Doing the Translations:

  • Under HealthBot, go to Language on the left hand corner and click on Localization
  • Within the screen, you will need to filter on the question that needs updating/translating work done via the Variable Name Root (column F on the Var Name Root) tab.
  • Copy the Variable name root cell, and paste into the expression. This will bring up the question, and the associated language requiring translation.
  • Under the appropiate language and under the correct question, copy and paste from the You Your or They Their sheet the translated questions and response to the appropriate cell
    • Watch out for Your versus Their
    • It is recommended to first paste the translation into an editor or textpad to ensure that there is the appropriate diacritic on letters are included and there no extra spaces at the beginning and end.
  • Click Save at the top left hand corner
    • Make sure to consistently save throughout
    • Azure HealthBot has about a 30 min timeout window
  • Utilize this validator to ensure your code is correct: https://jsonformatter.curiousconcept.com/#
    • You can copy and paste the entire section to make sure it is valid

Healthbot-related Azure SQL Database

Healthbot screener data is copied from Azure Storage to an Azure SQL database so that data can be summarized in Metabase.
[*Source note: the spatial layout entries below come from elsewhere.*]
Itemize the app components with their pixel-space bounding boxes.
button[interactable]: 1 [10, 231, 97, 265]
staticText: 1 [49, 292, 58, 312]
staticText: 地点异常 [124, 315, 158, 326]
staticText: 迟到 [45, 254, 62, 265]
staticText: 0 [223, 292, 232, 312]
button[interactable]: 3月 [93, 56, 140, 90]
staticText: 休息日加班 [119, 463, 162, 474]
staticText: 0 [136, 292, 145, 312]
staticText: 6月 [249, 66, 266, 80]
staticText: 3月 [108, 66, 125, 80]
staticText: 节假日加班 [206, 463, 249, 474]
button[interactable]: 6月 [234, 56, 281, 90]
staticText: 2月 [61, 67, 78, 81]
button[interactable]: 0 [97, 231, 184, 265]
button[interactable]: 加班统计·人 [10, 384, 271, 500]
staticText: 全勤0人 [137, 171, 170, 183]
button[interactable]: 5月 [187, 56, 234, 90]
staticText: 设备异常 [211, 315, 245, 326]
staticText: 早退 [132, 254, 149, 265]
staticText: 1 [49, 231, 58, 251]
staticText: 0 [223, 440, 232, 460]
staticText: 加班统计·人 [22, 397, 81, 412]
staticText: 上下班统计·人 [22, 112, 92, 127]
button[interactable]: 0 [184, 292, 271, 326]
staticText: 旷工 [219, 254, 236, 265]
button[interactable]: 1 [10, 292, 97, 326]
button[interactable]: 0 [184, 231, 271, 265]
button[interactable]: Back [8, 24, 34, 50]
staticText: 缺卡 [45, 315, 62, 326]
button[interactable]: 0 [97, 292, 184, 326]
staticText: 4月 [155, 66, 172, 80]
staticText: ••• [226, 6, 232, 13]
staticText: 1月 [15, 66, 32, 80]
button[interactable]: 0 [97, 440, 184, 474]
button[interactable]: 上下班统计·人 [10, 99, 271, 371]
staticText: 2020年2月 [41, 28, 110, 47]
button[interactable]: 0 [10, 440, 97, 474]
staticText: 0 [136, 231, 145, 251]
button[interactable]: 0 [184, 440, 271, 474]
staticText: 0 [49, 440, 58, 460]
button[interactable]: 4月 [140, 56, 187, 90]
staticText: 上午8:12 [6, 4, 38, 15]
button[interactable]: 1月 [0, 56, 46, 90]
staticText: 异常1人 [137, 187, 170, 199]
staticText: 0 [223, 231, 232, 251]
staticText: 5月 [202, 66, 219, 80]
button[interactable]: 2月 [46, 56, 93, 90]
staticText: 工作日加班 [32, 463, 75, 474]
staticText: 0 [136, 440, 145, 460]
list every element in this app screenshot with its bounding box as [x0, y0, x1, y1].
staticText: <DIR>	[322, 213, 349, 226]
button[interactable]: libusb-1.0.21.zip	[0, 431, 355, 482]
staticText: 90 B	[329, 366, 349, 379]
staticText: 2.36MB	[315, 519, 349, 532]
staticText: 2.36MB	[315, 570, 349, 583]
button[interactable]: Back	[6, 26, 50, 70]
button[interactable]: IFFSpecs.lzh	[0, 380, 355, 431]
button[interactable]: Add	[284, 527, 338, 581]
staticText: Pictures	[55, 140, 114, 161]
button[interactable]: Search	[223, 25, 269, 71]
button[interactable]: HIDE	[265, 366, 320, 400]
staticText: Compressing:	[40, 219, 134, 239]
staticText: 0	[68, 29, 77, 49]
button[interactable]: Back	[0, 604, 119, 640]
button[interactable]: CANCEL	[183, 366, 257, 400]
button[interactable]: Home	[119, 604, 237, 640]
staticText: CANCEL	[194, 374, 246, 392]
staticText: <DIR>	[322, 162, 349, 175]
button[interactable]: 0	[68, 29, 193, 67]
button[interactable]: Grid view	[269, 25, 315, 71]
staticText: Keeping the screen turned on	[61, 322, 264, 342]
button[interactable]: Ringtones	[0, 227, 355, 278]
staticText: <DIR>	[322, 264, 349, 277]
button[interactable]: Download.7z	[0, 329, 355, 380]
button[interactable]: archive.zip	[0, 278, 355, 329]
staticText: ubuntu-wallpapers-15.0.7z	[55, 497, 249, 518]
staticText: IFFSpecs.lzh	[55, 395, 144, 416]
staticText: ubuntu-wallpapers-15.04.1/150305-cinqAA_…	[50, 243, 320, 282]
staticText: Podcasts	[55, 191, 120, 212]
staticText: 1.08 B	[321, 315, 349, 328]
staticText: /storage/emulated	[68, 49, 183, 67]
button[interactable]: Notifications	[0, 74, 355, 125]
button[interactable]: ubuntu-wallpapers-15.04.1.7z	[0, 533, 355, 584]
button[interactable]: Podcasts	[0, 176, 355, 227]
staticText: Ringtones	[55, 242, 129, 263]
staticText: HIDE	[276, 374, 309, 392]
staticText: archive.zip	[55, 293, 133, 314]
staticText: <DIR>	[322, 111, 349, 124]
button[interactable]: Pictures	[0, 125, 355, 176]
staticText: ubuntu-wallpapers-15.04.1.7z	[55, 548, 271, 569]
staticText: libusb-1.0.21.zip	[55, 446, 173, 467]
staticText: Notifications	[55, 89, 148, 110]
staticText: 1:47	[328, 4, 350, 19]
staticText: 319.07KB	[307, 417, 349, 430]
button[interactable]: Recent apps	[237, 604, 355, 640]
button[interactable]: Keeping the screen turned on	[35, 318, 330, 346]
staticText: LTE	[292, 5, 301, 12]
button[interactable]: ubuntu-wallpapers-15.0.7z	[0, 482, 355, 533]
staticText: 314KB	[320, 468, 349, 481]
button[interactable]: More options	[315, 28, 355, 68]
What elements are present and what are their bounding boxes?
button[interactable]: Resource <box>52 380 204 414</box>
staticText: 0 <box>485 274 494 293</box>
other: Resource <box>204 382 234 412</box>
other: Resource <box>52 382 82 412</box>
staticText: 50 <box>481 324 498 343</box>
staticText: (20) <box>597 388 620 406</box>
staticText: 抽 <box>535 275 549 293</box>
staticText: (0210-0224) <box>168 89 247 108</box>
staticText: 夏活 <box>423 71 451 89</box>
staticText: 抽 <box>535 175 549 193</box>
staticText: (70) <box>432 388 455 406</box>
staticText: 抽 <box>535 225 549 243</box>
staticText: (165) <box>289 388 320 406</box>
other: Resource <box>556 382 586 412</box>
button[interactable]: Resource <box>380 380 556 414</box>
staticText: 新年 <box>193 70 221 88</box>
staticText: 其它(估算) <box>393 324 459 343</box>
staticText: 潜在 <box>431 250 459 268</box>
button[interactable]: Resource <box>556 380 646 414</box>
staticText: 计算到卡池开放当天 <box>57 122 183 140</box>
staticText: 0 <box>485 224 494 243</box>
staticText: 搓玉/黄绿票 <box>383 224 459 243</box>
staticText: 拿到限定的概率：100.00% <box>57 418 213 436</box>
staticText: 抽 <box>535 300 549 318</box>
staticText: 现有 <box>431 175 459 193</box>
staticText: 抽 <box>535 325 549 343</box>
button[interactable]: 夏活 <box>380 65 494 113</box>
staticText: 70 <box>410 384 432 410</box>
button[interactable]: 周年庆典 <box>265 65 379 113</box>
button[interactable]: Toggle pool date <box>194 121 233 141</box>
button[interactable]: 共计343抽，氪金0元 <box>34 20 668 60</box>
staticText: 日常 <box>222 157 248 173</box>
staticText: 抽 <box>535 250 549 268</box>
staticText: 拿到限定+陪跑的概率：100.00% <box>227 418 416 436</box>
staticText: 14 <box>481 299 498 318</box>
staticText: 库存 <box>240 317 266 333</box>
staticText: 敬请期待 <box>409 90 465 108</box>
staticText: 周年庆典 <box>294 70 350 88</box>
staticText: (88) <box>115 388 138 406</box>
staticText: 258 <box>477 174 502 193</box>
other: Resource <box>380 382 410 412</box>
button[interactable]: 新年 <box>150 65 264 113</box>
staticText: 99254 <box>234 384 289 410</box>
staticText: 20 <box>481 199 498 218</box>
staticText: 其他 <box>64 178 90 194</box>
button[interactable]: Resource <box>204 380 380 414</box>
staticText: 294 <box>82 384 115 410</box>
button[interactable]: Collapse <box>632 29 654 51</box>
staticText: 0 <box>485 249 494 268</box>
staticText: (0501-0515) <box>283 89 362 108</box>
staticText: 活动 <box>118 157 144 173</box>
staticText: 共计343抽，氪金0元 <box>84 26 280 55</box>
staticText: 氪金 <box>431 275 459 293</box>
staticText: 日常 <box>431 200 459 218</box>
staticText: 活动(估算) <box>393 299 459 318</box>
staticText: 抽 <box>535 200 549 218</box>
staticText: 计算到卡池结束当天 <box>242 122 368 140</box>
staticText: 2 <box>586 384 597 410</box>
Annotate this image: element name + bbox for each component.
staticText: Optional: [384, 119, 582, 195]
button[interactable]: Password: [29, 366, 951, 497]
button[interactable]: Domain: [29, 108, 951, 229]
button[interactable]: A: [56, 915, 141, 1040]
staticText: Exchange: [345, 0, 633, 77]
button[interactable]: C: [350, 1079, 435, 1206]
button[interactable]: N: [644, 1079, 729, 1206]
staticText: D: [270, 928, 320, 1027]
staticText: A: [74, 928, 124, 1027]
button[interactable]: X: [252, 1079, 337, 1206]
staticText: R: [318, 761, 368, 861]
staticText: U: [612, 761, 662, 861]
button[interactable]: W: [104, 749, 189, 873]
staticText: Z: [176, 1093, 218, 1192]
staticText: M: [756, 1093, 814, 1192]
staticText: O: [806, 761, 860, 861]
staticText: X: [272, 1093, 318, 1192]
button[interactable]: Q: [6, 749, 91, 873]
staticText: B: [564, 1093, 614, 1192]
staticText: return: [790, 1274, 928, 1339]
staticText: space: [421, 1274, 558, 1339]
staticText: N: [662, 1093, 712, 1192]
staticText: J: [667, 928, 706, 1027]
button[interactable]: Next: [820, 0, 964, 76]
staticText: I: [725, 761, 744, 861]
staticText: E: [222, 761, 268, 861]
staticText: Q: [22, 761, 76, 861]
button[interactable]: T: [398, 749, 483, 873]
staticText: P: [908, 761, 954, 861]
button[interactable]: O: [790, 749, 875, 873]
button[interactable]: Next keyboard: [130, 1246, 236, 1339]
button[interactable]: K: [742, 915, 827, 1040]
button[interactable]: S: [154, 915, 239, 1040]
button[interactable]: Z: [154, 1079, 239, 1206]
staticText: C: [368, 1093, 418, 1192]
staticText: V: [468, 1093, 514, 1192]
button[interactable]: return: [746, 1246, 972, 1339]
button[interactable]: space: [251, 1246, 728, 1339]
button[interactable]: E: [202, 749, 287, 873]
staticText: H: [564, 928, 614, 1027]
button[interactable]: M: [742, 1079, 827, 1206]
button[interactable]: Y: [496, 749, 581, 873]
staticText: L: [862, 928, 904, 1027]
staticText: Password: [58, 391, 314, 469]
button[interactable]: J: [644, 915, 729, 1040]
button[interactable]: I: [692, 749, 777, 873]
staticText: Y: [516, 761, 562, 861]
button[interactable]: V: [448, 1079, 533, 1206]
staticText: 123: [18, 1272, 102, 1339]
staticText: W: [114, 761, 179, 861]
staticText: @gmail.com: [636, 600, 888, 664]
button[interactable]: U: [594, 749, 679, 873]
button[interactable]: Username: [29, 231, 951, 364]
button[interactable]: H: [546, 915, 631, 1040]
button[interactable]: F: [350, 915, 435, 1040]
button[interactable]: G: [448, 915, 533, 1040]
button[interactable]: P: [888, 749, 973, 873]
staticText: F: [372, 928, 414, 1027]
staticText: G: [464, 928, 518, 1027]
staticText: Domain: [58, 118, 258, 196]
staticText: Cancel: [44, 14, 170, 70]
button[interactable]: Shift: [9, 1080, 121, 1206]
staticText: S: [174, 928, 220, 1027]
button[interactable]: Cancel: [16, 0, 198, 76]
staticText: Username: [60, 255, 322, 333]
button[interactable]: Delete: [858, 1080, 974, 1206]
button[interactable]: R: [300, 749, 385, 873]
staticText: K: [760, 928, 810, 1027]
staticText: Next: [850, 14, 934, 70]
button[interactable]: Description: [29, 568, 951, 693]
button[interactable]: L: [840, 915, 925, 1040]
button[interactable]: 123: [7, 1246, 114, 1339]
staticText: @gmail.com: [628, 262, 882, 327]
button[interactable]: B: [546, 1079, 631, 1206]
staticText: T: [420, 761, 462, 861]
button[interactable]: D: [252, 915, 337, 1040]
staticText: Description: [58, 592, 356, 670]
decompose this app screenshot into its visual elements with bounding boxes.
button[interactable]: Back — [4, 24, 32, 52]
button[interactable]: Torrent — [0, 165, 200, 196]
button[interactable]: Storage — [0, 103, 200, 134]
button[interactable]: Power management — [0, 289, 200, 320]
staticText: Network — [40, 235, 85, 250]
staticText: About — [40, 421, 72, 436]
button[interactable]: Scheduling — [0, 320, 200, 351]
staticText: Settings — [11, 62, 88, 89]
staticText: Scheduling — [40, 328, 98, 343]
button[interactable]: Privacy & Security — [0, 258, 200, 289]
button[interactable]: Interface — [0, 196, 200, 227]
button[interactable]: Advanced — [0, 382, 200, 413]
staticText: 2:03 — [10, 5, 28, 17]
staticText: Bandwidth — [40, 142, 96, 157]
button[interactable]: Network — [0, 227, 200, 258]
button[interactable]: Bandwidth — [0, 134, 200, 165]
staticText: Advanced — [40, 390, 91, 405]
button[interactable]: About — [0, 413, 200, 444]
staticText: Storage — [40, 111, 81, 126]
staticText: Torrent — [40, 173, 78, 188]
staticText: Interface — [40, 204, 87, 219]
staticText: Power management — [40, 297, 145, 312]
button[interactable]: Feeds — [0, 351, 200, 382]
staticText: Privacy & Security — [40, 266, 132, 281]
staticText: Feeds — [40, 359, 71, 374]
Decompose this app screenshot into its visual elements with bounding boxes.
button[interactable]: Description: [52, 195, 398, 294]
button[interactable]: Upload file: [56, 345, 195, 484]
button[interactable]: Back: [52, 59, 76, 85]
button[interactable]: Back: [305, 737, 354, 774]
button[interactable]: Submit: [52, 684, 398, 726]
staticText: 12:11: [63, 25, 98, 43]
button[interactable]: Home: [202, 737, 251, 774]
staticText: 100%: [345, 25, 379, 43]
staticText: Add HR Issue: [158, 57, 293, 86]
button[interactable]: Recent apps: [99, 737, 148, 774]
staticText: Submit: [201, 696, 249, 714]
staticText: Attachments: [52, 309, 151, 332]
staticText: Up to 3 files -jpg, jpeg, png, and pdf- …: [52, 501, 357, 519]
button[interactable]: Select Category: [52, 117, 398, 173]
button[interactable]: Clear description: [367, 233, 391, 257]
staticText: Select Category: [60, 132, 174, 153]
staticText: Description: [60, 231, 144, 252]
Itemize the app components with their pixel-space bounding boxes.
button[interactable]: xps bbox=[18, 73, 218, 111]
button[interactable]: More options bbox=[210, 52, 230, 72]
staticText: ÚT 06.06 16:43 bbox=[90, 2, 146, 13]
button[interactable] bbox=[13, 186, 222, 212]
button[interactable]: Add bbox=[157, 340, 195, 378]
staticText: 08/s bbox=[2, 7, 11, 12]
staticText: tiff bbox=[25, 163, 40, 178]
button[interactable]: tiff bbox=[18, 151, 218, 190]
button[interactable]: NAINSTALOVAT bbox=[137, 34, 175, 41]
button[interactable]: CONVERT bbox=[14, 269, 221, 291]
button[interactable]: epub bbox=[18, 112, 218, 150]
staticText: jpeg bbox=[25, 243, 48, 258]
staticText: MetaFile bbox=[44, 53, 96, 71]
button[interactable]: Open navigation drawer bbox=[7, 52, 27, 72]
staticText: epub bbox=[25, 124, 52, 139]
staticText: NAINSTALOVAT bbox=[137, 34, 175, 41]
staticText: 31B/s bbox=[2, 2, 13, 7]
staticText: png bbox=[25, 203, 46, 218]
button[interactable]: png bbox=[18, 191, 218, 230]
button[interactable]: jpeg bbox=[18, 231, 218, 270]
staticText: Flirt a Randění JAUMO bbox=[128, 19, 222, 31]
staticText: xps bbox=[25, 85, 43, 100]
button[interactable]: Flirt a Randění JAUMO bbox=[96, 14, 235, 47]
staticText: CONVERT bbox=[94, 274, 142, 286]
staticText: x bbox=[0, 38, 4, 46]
For example, we use this data to support the visualizations on https://backoffice.seattleflu.org/metabase/dashboard/75 that show the Pierce County traffic through the screener.

Database details

Azure Portal -> SQL databases
database name: scan (uwbbi/scan)
type: Microsoft SQL Server
The SQL script for the objects in this database is in the backoffice repo in dev/healthbot_azure_sql_database.sql

To manage the database, use Azure Data Studio: https://docs.microsoft.com/en-us/sql/azure-data-studio/download-azure-data-studio

The screener data includes ZIP code, which is more identifiable that the other data available in Metabase. We have configured the database in Metabase so that general users cannot write or edit queries against this data.

Azure Data Factory details

Azure Portal -> Data factories
Data Factory name: bbi
pipeline: pipeline_screeningdata
The pipeline copies data from the screeningdata_azure_storage dataset and inserts it into the screeningdata_sql dataset. It keeps track of rows that it's already copied from screeningdata_azure_storage by updating the watermark entry in the watermark_sql dataset.